Pregnancy:  Category C, In a general reproductive study in rats, birth weights and pre- and post-weaning weight gain were reduced in
the offspring of females treated prior to and during mating and throughout gestation and lactation with doses of 10 and 100 mg/kg/day. Maternal drug exposures (AUC) at these doses were approximately 15 and 225 times, respectively, the exposure in humans receiving the maximum recommended daily dose (MRDD) of 30 mg. In a pre- and post-natal developmental toxicity study in rats, an increase in mortality of the offspring at birth and for the first three days after birth, a decrease in pre- and post-weaning weight gain, and decreased performance in
a passive avoidance test (which indicates a decrease in learning capacity of the offspring) were observed at doses of 100 and 250 mg/kg/day. The no-effect dose for all of these effects was 5 mg/kg/day, approximately 7.5 times the exposure in humans receiving the MRDD. With doses of 100 and 250 mg/kg/day, the decreases in average weight of both the male and female offspring persisted into adulthood. All of these effects on the offspring in both reproductive toxicity studies occurred in the absence of any apparent maternal toxicity. In embryofetal development studies, no teratogenic effects were observed when pregnant rats and rabbits were administered doses of 100 and 50 mg/kg/day, respectively, during organogenesis. Fetal weights were decreased in conjunction with decreased maternal weight gain at the highest doses (maternal exposures approximately 225 and 115 times the human exposure at the MRDD in rats and rabbits, respectively). The developmental no-effect dose in these studies was 10 mg/kg/day in both rats and rabbits (maternal exposures approximately 15 times human exposure at the MRDD). Toxicokinetic studies demonstrated placental transfer of drug in both species. There are no adequate and well-controlled studies in pregnant women; therefore, rizatriptan should be used during pregnancy only if the potential benefit justifies the potential risk to the fetus. Merck & Co., Inc. maintains a registry to monitor the pregnancy outcomes of women exposed to this product while pregnant.

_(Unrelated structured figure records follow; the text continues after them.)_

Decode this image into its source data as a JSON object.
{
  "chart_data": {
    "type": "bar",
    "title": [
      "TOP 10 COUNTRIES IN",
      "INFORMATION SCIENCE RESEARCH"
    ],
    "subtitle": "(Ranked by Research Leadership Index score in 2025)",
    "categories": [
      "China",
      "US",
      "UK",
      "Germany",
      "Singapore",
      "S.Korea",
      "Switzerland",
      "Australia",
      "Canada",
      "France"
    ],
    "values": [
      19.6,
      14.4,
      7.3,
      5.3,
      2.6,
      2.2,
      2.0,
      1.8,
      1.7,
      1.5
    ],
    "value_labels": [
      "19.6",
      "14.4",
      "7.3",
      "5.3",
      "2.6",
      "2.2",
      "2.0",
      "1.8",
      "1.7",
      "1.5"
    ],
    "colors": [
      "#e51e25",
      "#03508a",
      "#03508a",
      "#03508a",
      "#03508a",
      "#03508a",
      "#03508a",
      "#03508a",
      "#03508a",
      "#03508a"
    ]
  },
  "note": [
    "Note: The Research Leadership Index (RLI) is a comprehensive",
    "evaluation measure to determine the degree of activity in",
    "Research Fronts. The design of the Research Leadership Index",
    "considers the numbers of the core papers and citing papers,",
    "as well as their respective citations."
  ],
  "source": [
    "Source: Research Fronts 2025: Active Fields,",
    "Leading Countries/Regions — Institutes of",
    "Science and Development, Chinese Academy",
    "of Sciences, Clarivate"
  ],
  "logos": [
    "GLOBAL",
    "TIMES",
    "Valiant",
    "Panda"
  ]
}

Lactation : It is not known whether this drug is excreted in human milk. Because many drugs are excreted in human milk, caution should be exercised when this product is administered to women who are breast-feeding. Rizatriptan is extensively excreted in rat milk, at a level of 5-fold or greater than maternal plasma levels.

No overdoses of this product were reported during clinical trials. Rizatriptan 40 mg (administered as either a single dose or as two doses with a 2-hour interdose interval) was generally well tolerated in over 300 patients; dizziness and somnolence were the most common drug-related adverse effects. In a clinical pharmacology study in which 12 subjects received rizatriptan, at total cumulative doses of 80 mg (given within four hours), two subjects experienced syncope and/or bradycardia. One subject, a female aged 29 years, developed vomiting, bradycardia, and dizziness beginning three hours after receiving a total of 80 mg rizatriptan (administered over two hours); a third degree AV block, responsive to atropine, was observed an hour after the onset of the other symptoms. The second subject, a 25 year old male, experienced transient dizziness, syncope, incontinence, and a 5-second systolic pause (on ECG monitor) immediately after a painful venipuncture. The venipuncture occurred two hours after the subject had received a total of 80 mg rizatriptan (administered over four hours). In addition, based on the pharmacology of rizatriptan, hypertension or other more serious cardiovascular symptoms could occur after overdose. Gastrointestinal decontamination, (i.e., gastric lavage followed by activated charcoal) should be considered in patients suspected of an overdose with this product. Clinical and electrocardiographic monitoring should be continued for at least 12 hours, even if clinical symptoms are not observed. The effects of hemo- or peritoneal dialysis on serum concentrations of rizatriptan are unknown.